KTH is deploying a total of 1270 nodes in the CPU partition and 56 nodes in the GPU partition of its new cluster, an HPE Cray EX system. Each CPU node is powered by dual 2.25GHz 64-core AMD Epyc 7742 processors. The majority (524) are equipped with 256GB of memory, but there are also some nodes with 512GB or 1TB and two have 2TB RAM. The GPU nodes will also use 64-core AMD Epyc processors, but in single-socket configurations with 512GB of memory. Each will be equipped with four AMD Instinct MI250X GPUs.

According to Pleiter, the facility needed to use GPU accelerators to meet the requirements as a partner in the Swedish National Infrastructure for Computing (SNIC) consortium, and the research tasks SNIC enables.

“Many researchers are running computational fluid dynamics (CFD) applications, as well as more general engineering applications,” says Pleiter. “In the CFD area, there are extremely scalable applications, such as Nek5000, alongside powerful applications that are notorious for their scalability issues, like OpenFOAM. Another major group using our HPC systems are researchers from the fields of biophysics and genomics. Other large user groups are from materials science and computational chemistry.”

The new supercomputing power will be used for research into several areas, including Alzheimer’s disease and sustainable sea travel.

Sweden's WASP is also upgrading its Berzelius supercomputer

Another Swedish supercomputer is also getting a GPU upgrade. Berzelius is operated by the country’s Wallenberg Artificial Intelligence, Autonomous Systems, and Software Program (WASP) out of the National Supercomputer Centre at Linkoping University.

Unveiled in 2021, the system is currently based on 60 Nvidia DGX A100 systems, WASP is planning to add another 34 A100s in the coming months.

The DGX A100 systems include graphics processing units (GPUs) with 80GB of memory each. Based on the Nvidia DGX SuperPOD, the GPU company said the addition should push the performance capacity to nearly 'half an AI exaflop' (around 470 'AI' petaflops).

The HPC system has developed large language models capable of drafting a speech or answering questions in Swedish, and sports 20 billion parameters. Over time, researchers hope to expand this to 175 billion parameters and to make the language models also fluent in Danish and Norwegian.

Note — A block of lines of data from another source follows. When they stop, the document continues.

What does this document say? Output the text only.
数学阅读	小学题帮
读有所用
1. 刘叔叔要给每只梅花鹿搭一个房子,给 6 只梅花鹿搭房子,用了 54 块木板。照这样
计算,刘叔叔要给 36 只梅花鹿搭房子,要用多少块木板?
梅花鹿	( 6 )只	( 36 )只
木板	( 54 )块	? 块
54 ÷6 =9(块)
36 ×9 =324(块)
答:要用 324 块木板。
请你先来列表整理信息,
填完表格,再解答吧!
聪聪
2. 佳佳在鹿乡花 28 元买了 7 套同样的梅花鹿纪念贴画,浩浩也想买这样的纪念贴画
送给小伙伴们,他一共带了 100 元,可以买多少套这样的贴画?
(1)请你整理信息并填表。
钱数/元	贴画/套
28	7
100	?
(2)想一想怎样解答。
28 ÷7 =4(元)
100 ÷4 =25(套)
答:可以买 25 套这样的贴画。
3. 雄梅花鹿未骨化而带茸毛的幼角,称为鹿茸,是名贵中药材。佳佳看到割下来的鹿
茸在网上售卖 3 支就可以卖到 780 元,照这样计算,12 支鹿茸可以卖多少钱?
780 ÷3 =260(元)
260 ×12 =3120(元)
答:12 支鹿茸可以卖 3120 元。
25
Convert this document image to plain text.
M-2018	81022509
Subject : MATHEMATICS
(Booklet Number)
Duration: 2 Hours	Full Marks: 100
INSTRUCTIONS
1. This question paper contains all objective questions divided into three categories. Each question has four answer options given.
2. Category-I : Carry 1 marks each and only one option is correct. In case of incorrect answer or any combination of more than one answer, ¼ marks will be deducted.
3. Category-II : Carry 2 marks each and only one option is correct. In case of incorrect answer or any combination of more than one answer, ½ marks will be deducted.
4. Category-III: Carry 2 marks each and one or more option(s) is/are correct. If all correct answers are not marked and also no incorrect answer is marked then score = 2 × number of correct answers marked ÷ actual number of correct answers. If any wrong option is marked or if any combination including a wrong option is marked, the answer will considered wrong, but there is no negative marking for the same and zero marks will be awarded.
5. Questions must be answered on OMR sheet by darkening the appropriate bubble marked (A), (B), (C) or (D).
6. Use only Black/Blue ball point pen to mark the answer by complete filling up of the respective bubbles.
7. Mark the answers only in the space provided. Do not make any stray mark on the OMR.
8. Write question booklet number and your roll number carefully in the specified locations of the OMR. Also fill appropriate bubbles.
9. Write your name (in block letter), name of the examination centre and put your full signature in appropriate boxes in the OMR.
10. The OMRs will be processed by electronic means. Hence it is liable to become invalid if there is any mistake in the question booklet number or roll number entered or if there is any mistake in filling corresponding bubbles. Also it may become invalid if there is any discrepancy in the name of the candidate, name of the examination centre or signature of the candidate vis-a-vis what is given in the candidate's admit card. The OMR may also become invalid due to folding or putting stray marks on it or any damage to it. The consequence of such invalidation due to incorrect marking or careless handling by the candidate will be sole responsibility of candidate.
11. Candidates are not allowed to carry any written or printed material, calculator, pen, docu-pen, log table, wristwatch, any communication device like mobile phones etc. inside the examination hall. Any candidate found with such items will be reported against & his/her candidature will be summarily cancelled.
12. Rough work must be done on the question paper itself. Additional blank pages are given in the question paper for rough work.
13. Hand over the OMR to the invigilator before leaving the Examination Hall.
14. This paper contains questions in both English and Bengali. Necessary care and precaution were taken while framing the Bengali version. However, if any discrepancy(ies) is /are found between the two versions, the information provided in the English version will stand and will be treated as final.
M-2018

“Supercomputers are helping to solve some of the hardest problems of our time — and with the Wallenberg Foundation, we’re providing the conditions to fuel AI innovation and groundbreaking research,” said Nvidia CEO and founder Jensen Huang. “Sweden has a vibrant AI ecosystem, and Berzelius is fundamental in supporting the country’s competitiveness.”

Berzelius is funded by the Knut and Alice Wallenberg Foundation.